Afghanistan has also received significant amount of food aid from India. Besides rebuilding hundreds of schools and providing English teachers throughout Afghanistan, India has constructed the Maulana Abulkalam Azad Block for the Hindi and English language departments of the Languages and Literature College at Nangarhar University.
The list of Indian reconstruction ventures in Afghanistan is very long. More importantly, Indians have taken over many public service functions like the postal service and electricity distribution. Indian domination of the Afghan economy and social sector is so comprehensive that it would be almost impossible for crisis-stricken Pakistan to pose even a modest challenge.
India has been growing in double digits and has huge foreign currency reserves. Therefore, it can afford to invest a few billion dollars to further its foreign policy goals. In contrast, the Pakistani economy, much smaller in size to start with, has been stagnating or shrinking despite claims of make-believe positive growth. In addition, dealing with a civil war-like situation and anarchy all around the country, Pakistan cannot even imagine competing with the Indians in Afghanistan.

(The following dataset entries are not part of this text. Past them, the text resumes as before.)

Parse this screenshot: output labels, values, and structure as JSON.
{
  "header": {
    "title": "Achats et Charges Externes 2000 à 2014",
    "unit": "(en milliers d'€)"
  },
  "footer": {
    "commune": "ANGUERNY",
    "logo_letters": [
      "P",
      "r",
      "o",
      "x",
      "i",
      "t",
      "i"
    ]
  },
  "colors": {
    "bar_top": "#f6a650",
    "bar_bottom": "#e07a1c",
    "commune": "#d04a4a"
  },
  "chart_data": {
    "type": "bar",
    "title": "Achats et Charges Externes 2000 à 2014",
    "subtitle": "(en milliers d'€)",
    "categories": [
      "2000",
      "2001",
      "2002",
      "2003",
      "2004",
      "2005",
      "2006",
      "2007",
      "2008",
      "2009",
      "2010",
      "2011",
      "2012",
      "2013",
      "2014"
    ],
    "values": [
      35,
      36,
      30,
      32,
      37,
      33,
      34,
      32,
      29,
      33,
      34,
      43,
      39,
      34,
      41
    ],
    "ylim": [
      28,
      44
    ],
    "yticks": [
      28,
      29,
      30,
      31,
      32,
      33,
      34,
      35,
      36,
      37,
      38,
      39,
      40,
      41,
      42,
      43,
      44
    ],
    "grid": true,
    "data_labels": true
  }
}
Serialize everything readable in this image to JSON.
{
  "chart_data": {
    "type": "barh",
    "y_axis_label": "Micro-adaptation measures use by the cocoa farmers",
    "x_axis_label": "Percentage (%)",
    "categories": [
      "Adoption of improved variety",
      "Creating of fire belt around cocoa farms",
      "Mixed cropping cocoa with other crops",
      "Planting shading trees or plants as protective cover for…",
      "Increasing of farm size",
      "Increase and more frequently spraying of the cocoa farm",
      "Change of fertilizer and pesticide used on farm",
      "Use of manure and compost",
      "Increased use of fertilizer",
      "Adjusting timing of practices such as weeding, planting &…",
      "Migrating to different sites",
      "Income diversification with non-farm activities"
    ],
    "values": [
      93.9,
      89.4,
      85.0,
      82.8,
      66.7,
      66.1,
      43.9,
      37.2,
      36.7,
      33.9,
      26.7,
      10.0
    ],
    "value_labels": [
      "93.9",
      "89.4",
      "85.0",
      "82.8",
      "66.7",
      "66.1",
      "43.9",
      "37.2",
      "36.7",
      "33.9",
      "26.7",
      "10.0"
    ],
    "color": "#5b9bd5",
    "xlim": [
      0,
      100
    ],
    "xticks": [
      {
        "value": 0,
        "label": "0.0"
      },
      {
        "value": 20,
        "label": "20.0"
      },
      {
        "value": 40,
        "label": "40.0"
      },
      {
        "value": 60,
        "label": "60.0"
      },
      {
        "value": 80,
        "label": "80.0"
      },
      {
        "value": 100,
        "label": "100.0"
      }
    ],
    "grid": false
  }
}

The Pakistani allegation that India is aiding subversive groups in Balochistan and other parts of the country may be well supported, but India is gaining without playing naughty. It is a universal truth that economic domination is the most powerful tool. The US, and before that the UK, dominated the world because of their economic superiority. Indian domination in the region is playing out on the same basis.
As a matter of fact, Indian economic influence in Afghanistan is surpassing the US. There are several reasons for this. Indian personnel can better adjust to Afghanistan’s environment than Americans. In addition, Indians can provide material and services at a much lower cost than the US. India has another unique edge: most of the ruling elites of Afghanistan have been educated at higher education institutions in India. Unlike Pakistan which provided madrassa education to religious minded Afghans, India provided training in modern and technical fields.
Pakistan cannot undo what is already done but it can accept the incontrovertible situation and vie for its share through streamlining its own system and genuinely compete with Indians in providing goods and services. Pakistan has a certain potential edge over India because of the Pashtuns living on both sides of the border. However, Pakistan will have to use the Pashtun card differently than it has done in the past.
Instead of seeking control over Kabul through a crude Pashtun force, religious or otherwise, Pakistan will have to consolidate and modernise its own Pashtun belt, bordering Afghanistan. If FATA and other backward Pashtun areas have better educational institutions and industrial infrastructure, Pakistan can better compete with India in providing goods and services because of geographical proximity and ethnic similarities. However, if Pakistan fails to recognise its past mistakes and continues with the same strategy, it will have an enemy country on its western borders: the Indian military may follow its economic domination in Afghanistan, and that would not be without historical precedent.